Member of Parliament for Reserved women's seat-21
- In office 28 February 2024 – 6 August 2024

Personal details
- Born: 9 February 1984 (age 42) Dhaka, Bangladesh
- Party: Awami League
- Alma mater: University of London
- Occupation: Politician and lawyer

= Ummi Farzana Sattar =

Bangladeshi politician

Ummy Farzana Sattar (born 9 February 1984) is a Bangladeshi politician, lawyer and a former Jatiya Sangsad member representing the Reserved Women's Seat-21 for Mymensingh District. In 2024, she was a member of the Parliamentary Standing Committee on Ministry of Law Justice and Parliamentary Affairs.

== Early life and education ==
Barristar Farzana Sattar was born on 9 February 1984 in Dhaka. Her father, veteran Freedom Fighter Abdus Sattar was a member of the parliament two times and the former Commerce and Industry Affairs Secretary of Bangladesh Awami League.

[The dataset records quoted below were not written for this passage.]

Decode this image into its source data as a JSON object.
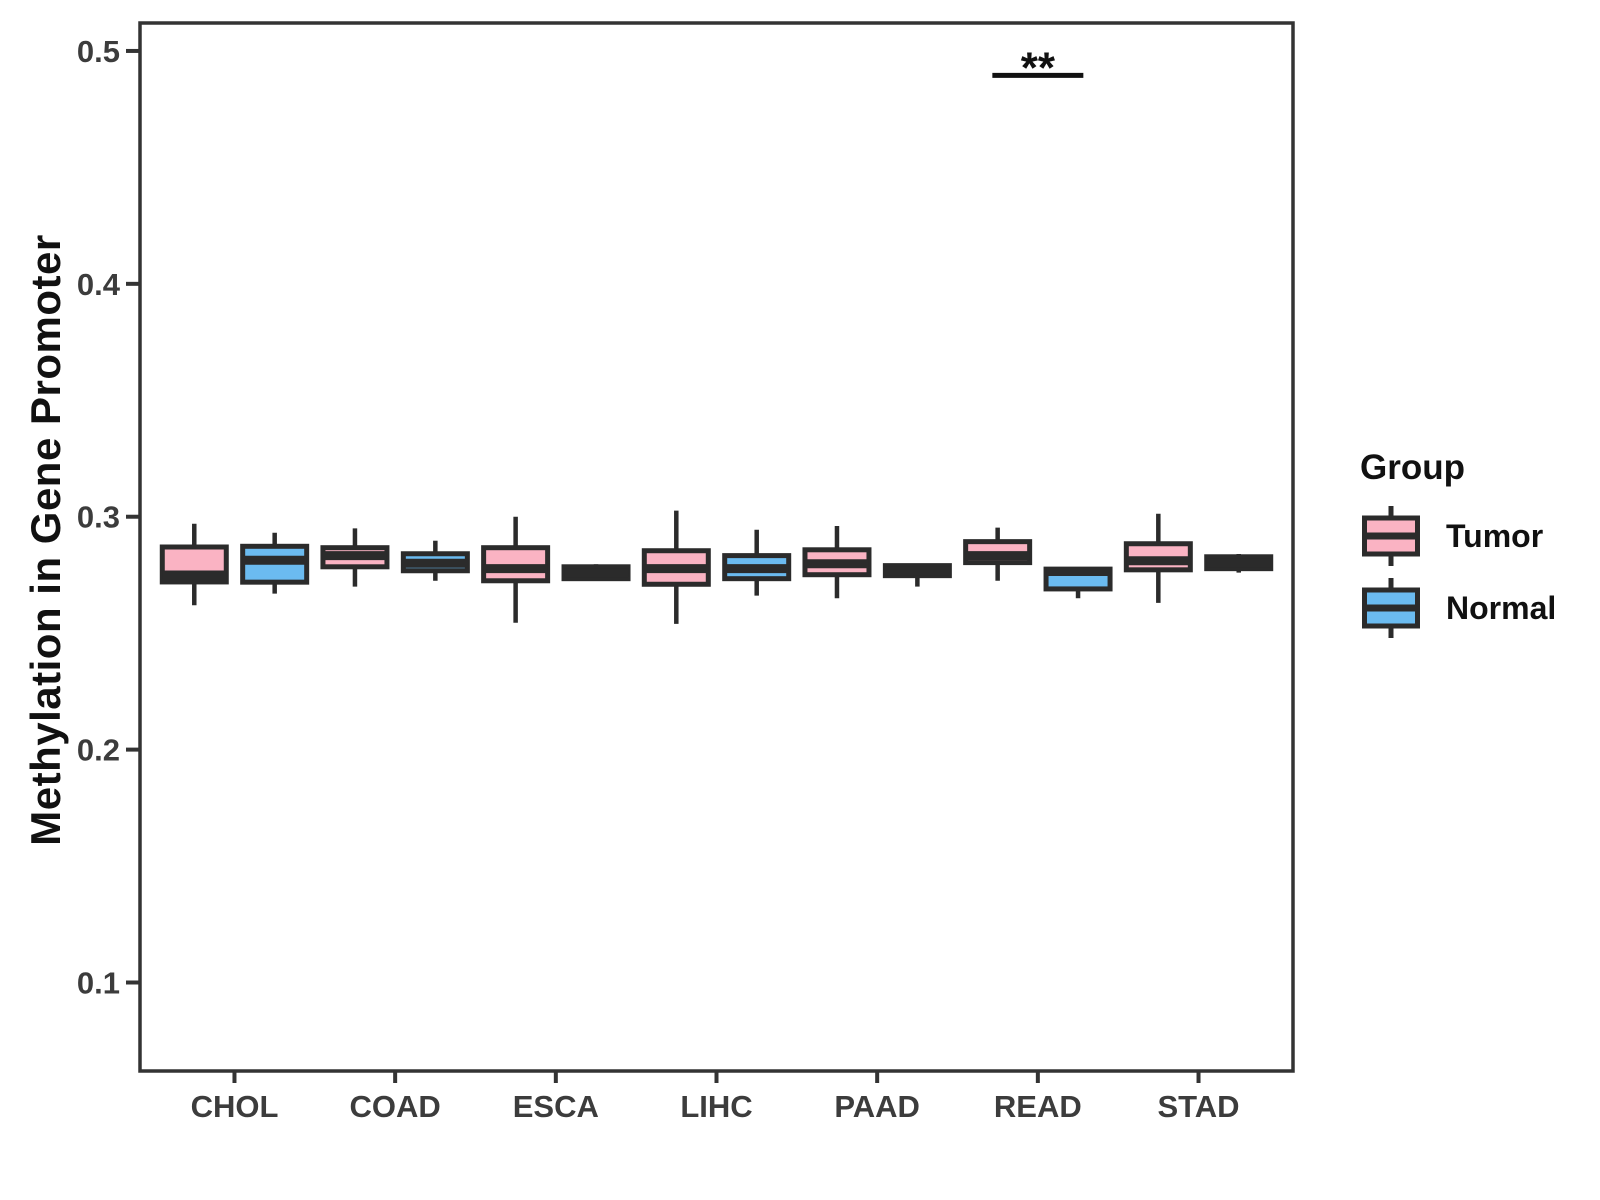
{
  "figure": {
    "background": "#ffffff"
  },
  "chart_data": {
    "type": "grouped_boxplot",
    "title": "",
    "ylabel": "Methylation in Gene Promoter",
    "xlabel": "",
    "categories": [
      "CHOL",
      "COAD",
      "ESCA",
      "LIHC",
      "PAAD",
      "READ",
      "STAD"
    ],
    "y_ticks": [
      "0.1",
      "0.2",
      "0.3",
      "0.4",
      "0.5"
    ],
    "y_tick_values": [
      0.1,
      0.2,
      0.3,
      0.4,
      0.5
    ],
    "ylim": [
      0.062,
      0.512
    ],
    "grid": false,
    "stroke_color": "#2b2b2b",
    "axis_color": "#333333",
    "tick_label_color": "#3c3c3c",
    "legend": {
      "title": "Group",
      "position": "right"
    },
    "series": [
      {
        "name": "Tumor",
        "color": "#FAB3C3",
        "boxes": [
          {
            "whisker_low": 0.262,
            "q1": 0.272,
            "median": 0.275,
            "q3": 0.287,
            "whisker_high": 0.297
          },
          {
            "whisker_low": 0.27,
            "q1": 0.2785,
            "median": 0.2833,
            "q3": 0.2867,
            "whisker_high": 0.295
          },
          {
            "whisker_low": 0.2545,
            "q1": 0.2725,
            "median": 0.2777,
            "q3": 0.2867,
            "whisker_high": 0.3
          },
          {
            "whisker_low": 0.254,
            "q1": 0.271,
            "median": 0.2777,
            "q3": 0.2854,
            "whisker_high": 0.3026
          },
          {
            "whisker_low": 0.265,
            "q1": 0.2751,
            "median": 0.2798,
            "q3": 0.2858,
            "whisker_high": 0.296
          },
          {
            "whisker_low": 0.2725,
            "q1": 0.2803,
            "median": 0.2833,
            "q3": 0.2893,
            "whisker_high": 0.2953
          },
          {
            "whisker_low": 0.263,
            "q1": 0.2772,
            "median": 0.2811,
            "q3": 0.2884,
            "whisker_high": 0.3013
          }
        ]
      },
      {
        "name": "Normal",
        "color": "#6BBBF0",
        "boxes": [
          {
            "whisker_low": 0.267,
            "q1": 0.2719,
            "median": 0.2813,
            "q3": 0.2873,
            "whisker_high": 0.2931
          },
          {
            "whisker_low": 0.2725,
            "q1": 0.2768,
            "median": 0.28,
            "q3": 0.2841,
            "whisker_high": 0.2897
          },
          {
            "whisker_low": 0.2728,
            "q1": 0.2734,
            "median": 0.276,
            "q3": 0.2785,
            "whisker_high": 0.2796
          },
          {
            "whisker_low": 0.2661,
            "q1": 0.2734,
            "median": 0.2777,
            "q3": 0.2833,
            "whisker_high": 0.2944
          },
          {
            "whisker_low": 0.27,
            "q1": 0.2747,
            "median": 0.2768,
            "q3": 0.279,
            "whisker_high": 0.2798
          },
          {
            "whisker_low": 0.265,
            "q1": 0.269,
            "median": 0.2765,
            "q3": 0.2775,
            "whisker_high": 0.278
          },
          {
            "whisker_low": 0.276,
            "q1": 0.2777,
            "median": 0.2803,
            "q3": 0.2828,
            "whisker_high": 0.284
          }
        ]
      }
    ],
    "annotations": [
      {
        "text": "**",
        "category": "READ",
        "line_y": 0.4895
      }
    ]
  }
}
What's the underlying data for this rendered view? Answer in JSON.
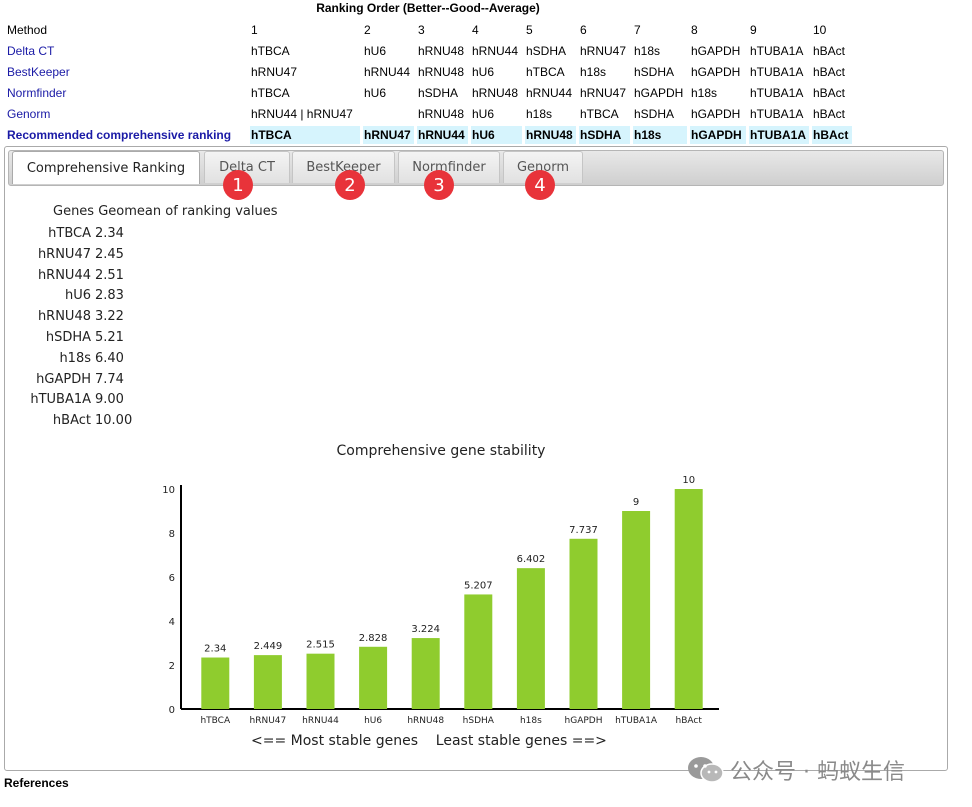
{
  "ranking": {
    "title": "Ranking Order (Better--Good--Average)",
    "header": {
      "label": "Method",
      "cols": [
        "1",
        "2",
        "3",
        "4",
        "5",
        "6",
        "7",
        "8",
        "9",
        "10"
      ]
    },
    "rows": [
      {
        "method": "Delta CT",
        "cells": [
          "hTBCA",
          "hU6",
          "hRNU48",
          "hRNU44",
          "hSDHA",
          "hRNU47",
          "h18s",
          "hGAPDH",
          "hTUBA1A",
          "hBAct"
        ]
      },
      {
        "method": "BestKeeper",
        "cells": [
          "hRNU47",
          "hRNU44",
          "hRNU48",
          "hU6",
          "hTBCA",
          "h18s",
          "hSDHA",
          "hGAPDH",
          "hTUBA1A",
          "hBAct"
        ]
      },
      {
        "method": "Normfinder",
        "cells": [
          "hTBCA",
          "hU6",
          "hSDHA",
          "hRNU48",
          "hRNU44",
          "hRNU47",
          "hGAPDH",
          "h18s",
          "hTUBA1A",
          "hBAct"
        ]
      },
      {
        "method": "Genorm",
        "cells": [
          "hRNU44 | hRNU47",
          "",
          "hRNU48",
          "hU6",
          "h18s",
          "hTBCA",
          "hSDHA",
          "hGAPDH",
          "hTUBA1A",
          "hBAct"
        ]
      },
      {
        "method": "Recommended comprehensive ranking",
        "cells": [
          "hTBCA",
          "hRNU47",
          "hRNU44",
          "hU6",
          "hRNU48",
          "hSDHA",
          "h18s",
          "hGAPDH",
          "hTUBA1A",
          "hBAct"
        ]
      }
    ]
  },
  "tabs": [
    {
      "label": "Comprehensive Ranking",
      "active": true
    },
    {
      "label": "Delta CT",
      "badge": "1"
    },
    {
      "label": "BestKeeper",
      "badge": "2"
    },
    {
      "label": "Normfinder",
      "badge": "3"
    },
    {
      "label": "Genorm",
      "badge": "4"
    }
  ],
  "geomean": {
    "header": "Genes Geomean of ranking values",
    "rows": [
      {
        "gene": "hTBCA",
        "value": "2.34"
      },
      {
        "gene": "hRNU47",
        "value": "2.45"
      },
      {
        "gene": "hRNU44",
        "value": "2.51"
      },
      {
        "gene": "hU6",
        "value": "2.83"
      },
      {
        "gene": "hRNU48",
        "value": "3.22"
      },
      {
        "gene": "hSDHA",
        "value": "5.21"
      },
      {
        "gene": "h18s",
        "value": "6.40"
      },
      {
        "gene": "hGAPDH",
        "value": "7.74"
      },
      {
        "gene": "hTUBA1A",
        "value": "9.00"
      },
      {
        "gene": "hBAct",
        "value": "10.00"
      }
    ]
  },
  "chart_data": {
    "type": "bar",
    "title": "Comprehensive gene stability",
    "categories": [
      "hTBCA",
      "hRNU47",
      "hRNU44",
      "hU6",
      "hRNU48",
      "hSDHA",
      "h18s",
      "hGAPDH",
      "hTUBA1A",
      "hBAct"
    ],
    "values": [
      2.34,
      2.449,
      2.515,
      2.828,
      3.224,
      5.207,
      6.402,
      7.737,
      9,
      10
    ],
    "value_labels": [
      "2.34",
      "2.449",
      "2.515",
      "2.828",
      "3.224",
      "5.207",
      "6.402",
      "7.737",
      "9",
      "10"
    ],
    "yticks": [
      "0",
      "2",
      "4",
      "6",
      "8",
      "10"
    ],
    "ylim": [
      0,
      10
    ],
    "bar_color": "#8fcc2e",
    "grid": false,
    "xlabel": "<== Most stable genes    Least stable genes ==>"
  },
  "footer": {
    "references": "References"
  },
  "watermark": {
    "text": "公众号 · 蚂蚁生信"
  }
}
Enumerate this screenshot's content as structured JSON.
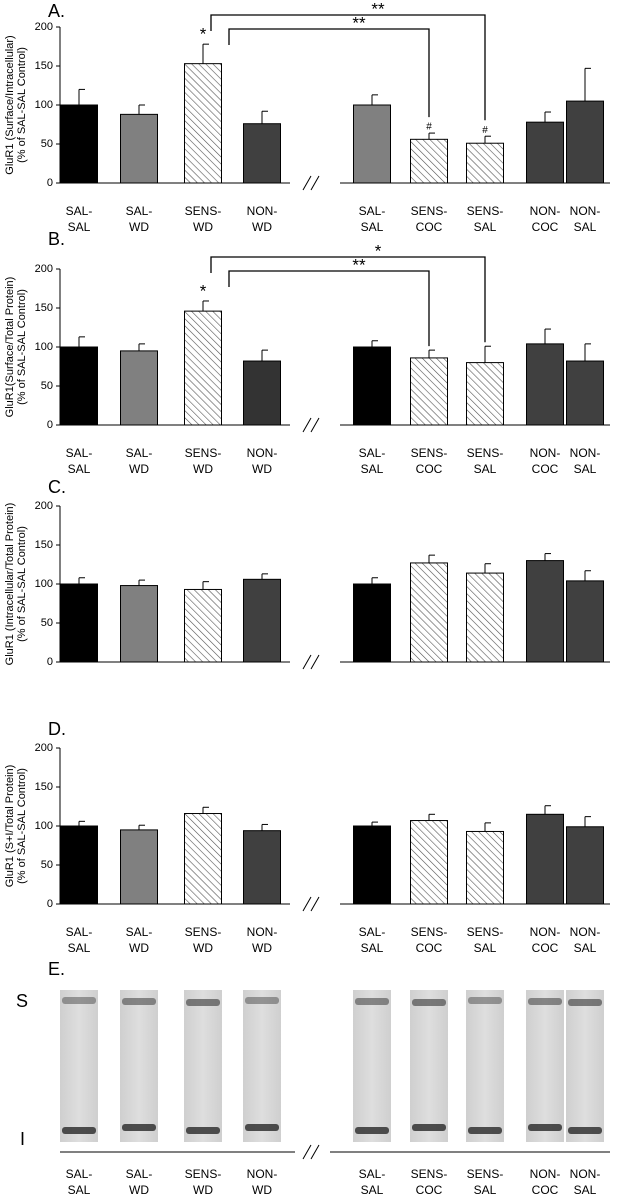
{
  "chart_data": [
    {
      "type": "bar",
      "panel": "A.",
      "ylabel": [
        "GluR1 (Surface/Intracellular)",
        "(% of SAL-SAL Control)"
      ],
      "categories": [
        "SAL-\nSAL",
        "SAL-\nWD",
        "SENS-\nWD",
        "NON-\nWD",
        "SAL-\nSAL",
        "SENS-\nCOC",
        "SENS-\nSAL",
        "NON-\nCOC",
        "NON-\nSAL"
      ],
      "values": [
        100,
        88,
        153,
        76,
        100,
        56,
        51,
        78,
        105
      ],
      "errors": [
        20,
        12,
        25,
        16,
        13,
        8,
        9,
        13,
        42
      ],
      "colors": [
        "#000000",
        "#808080",
        "#ffffff",
        "#404040",
        "#808080",
        "#ffffff",
        "#ffffff",
        "#404040",
        "#404040"
      ],
      "hatched": [
        false,
        false,
        true,
        false,
        false,
        true,
        true,
        false,
        false
      ],
      "bar_labels": [
        null,
        null,
        "*",
        null,
        null,
        "#",
        "#",
        null,
        null
      ],
      "brackets": [
        {
          "from": 2,
          "to": 6,
          "label": "**"
        },
        {
          "from": 2,
          "to": 5,
          "label": "**"
        }
      ],
      "ylim": [
        0,
        200
      ],
      "yticks": [
        0,
        50,
        100,
        150,
        200
      ]
    },
    {
      "type": "bar",
      "panel": "B.",
      "ylabel": [
        "GluR1(Surface/Total Protein)",
        "(% of SAL-SAL Control)"
      ],
      "categories": [
        "SAL-\nSAL",
        "SAL-\nWD",
        "SENS-\nWD",
        "NON-\nWD",
        "SAL-\nSAL",
        "SENS-\nCOC",
        "SENS-\nSAL",
        "NON-\nCOC",
        "NON-\nSAL"
      ],
      "values": [
        100,
        95,
        146,
        82,
        100,
        86,
        80,
        104,
        82
      ],
      "errors": [
        13,
        9,
        13,
        14,
        8,
        10,
        21,
        19,
        22
      ],
      "colors": [
        "#000000",
        "#808080",
        "#ffffff",
        "#333333",
        "#000000",
        "#ffffff",
        "#ffffff",
        "#404040",
        "#404040"
      ],
      "hatched": [
        false,
        false,
        true,
        false,
        false,
        true,
        true,
        false,
        false
      ],
      "bar_labels": [
        null,
        null,
        "*",
        null,
        null,
        null,
        null,
        null,
        null
      ],
      "brackets": [
        {
          "from": 2,
          "to": 6,
          "label": "*"
        },
        {
          "from": 2,
          "to": 5,
          "label": "**"
        }
      ],
      "ylim": [
        0,
        200
      ],
      "yticks": [
        0,
        50,
        100,
        150,
        200
      ]
    },
    {
      "type": "bar",
      "panel": "C.",
      "ylabel": [
        "GluR1 (Intracellular/Total Protein)",
        "(% of SAL-SAL Control)"
      ],
      "categories": [
        null,
        null,
        null,
        null,
        null,
        null,
        null,
        null,
        null
      ],
      "values": [
        100,
        98,
        93,
        106,
        100,
        127,
        114,
        130,
        104
      ],
      "errors": [
        8,
        7,
        10,
        7,
        8,
        10,
        12,
        9,
        13
      ],
      "colors": [
        "#000000",
        "#808080",
        "#ffffff",
        "#404040",
        "#000000",
        "#ffffff",
        "#ffffff",
        "#404040",
        "#404040"
      ],
      "hatched": [
        false,
        false,
        true,
        false,
        false,
        true,
        true,
        false,
        false
      ],
      "ylim": [
        0,
        200
      ],
      "yticks": [
        0,
        50,
        100,
        150,
        200
      ]
    },
    {
      "type": "bar",
      "panel": "D.",
      "ylabel": [
        "GluR1 (S+I/Total Protein)",
        "(% of SAL-SAL Control)"
      ],
      "categories": [
        "SAL-\nSAL",
        "SAL-\nWD",
        "SENS-\nWD",
        "NON-\nWD",
        "SAL-\nSAL",
        "SENS-\nCOC",
        "SENS-\nSAL",
        "NON-\nCOC",
        "NON-\nSAL"
      ],
      "values": [
        100,
        95,
        116,
        94,
        100,
        107,
        93,
        115,
        99
      ],
      "errors": [
        6,
        6,
        8,
        8,
        5,
        8,
        11,
        11,
        13
      ],
      "colors": [
        "#000000",
        "#808080",
        "#ffffff",
        "#404040",
        "#000000",
        "#ffffff",
        "#ffffff",
        "#404040",
        "#404040"
      ],
      "hatched": [
        false,
        false,
        true,
        false,
        false,
        true,
        true,
        false,
        false
      ],
      "ylim": [
        0,
        200
      ],
      "yticks": [
        0,
        50,
        100,
        150,
        200
      ]
    }
  ],
  "blot": {
    "panel": "E.",
    "band_labels": [
      "S",
      "I"
    ],
    "lanes": [
      "SAL-\nSAL",
      "SAL-\nWD",
      "SENS-\nWD",
      "NON-\nWD",
      "SAL-\nSAL",
      "SENS-\nCOC",
      "SENS-\nSAL",
      "NON-\nCOC",
      "NON-\nSAL"
    ]
  }
}
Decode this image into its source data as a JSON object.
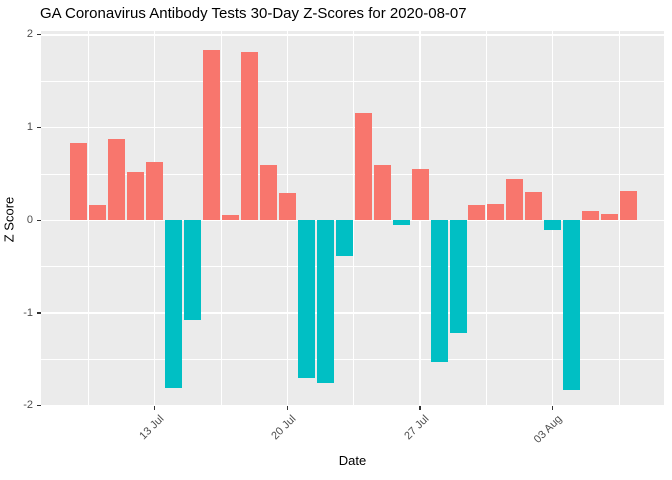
{
  "title": "GA Coronavirus Antibody Tests 30-Day Z-Scores for 2020-08-07",
  "chart_data": {
    "type": "bar",
    "title": "GA Coronavirus Antibody Tests 30-Day Z-Scores for 2020-08-07",
    "xlabel": "Date",
    "ylabel": "Z Score",
    "x": [
      "2020-07-09",
      "2020-07-10",
      "2020-07-11",
      "2020-07-12",
      "2020-07-13",
      "2020-07-14",
      "2020-07-15",
      "2020-07-16",
      "2020-07-17",
      "2020-07-18",
      "2020-07-19",
      "2020-07-20",
      "2020-07-21",
      "2020-07-22",
      "2020-07-23",
      "2020-07-24",
      "2020-07-25",
      "2020-07-26",
      "2020-07-27",
      "2020-07-28",
      "2020-07-29",
      "2020-07-30",
      "2020-07-31",
      "2020-08-01",
      "2020-08-02",
      "2020-08-03",
      "2020-08-04",
      "2020-08-05",
      "2020-08-06",
      "2020-08-07"
    ],
    "values": [
      0.83,
      0.16,
      0.88,
      0.52,
      0.63,
      -1.81,
      -1.08,
      1.84,
      0.06,
      1.82,
      0.6,
      0.29,
      -1.7,
      -1.75,
      -0.39,
      1.16,
      0.6,
      -0.05,
      0.55,
      -1.53,
      -1.22,
      0.16,
      0.18,
      0.45,
      0.3,
      -0.1,
      -1.83,
      0.1,
      0.07,
      0.32
    ],
    "x_ticks": [
      {
        "label": "13 Jul",
        "date": "2020-07-13"
      },
      {
        "label": "20 Jul",
        "date": "2020-07-20"
      },
      {
        "label": "27 Jul",
        "date": "2020-07-27"
      },
      {
        "label": "03 Aug",
        "date": "2020-08-03"
      }
    ],
    "y_ticks": [
      2,
      1,
      0,
      -1,
      -2
    ],
    "y_minor_ticks": [
      1.5,
      0.5,
      -0.5,
      -1.5
    ],
    "ylim": [
      -2.02,
      2.03
    ],
    "grid": true,
    "legend": false,
    "colors": {
      "positive_bar": "#F8766D",
      "negative_bar": "#00BFC4",
      "panel_background": "#EBEBEB",
      "gridline": "#FFFFFF",
      "tick_label": "#4D4D4D",
      "axis_text": "#000000"
    }
  }
}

Farzana has completed L.L.B. Honours from the University of London, LLM from the City University of London and Barrister-at-Law.

== Career ==
Farzana was called to the Bar of England and Wales. After completing Barrister-at-Law, she returned to Bangladesh and became member of Bangladesh Bar Council in 2010 and enrolled as an advocate of the Bangladesh Supreme Court.
She was senior associate of Barrister Tanjib-Ul-Alam from 2010 to 2016. She is an activist on human rights issues, women's empowerment and works on elimination of all forms of discrimination against Women.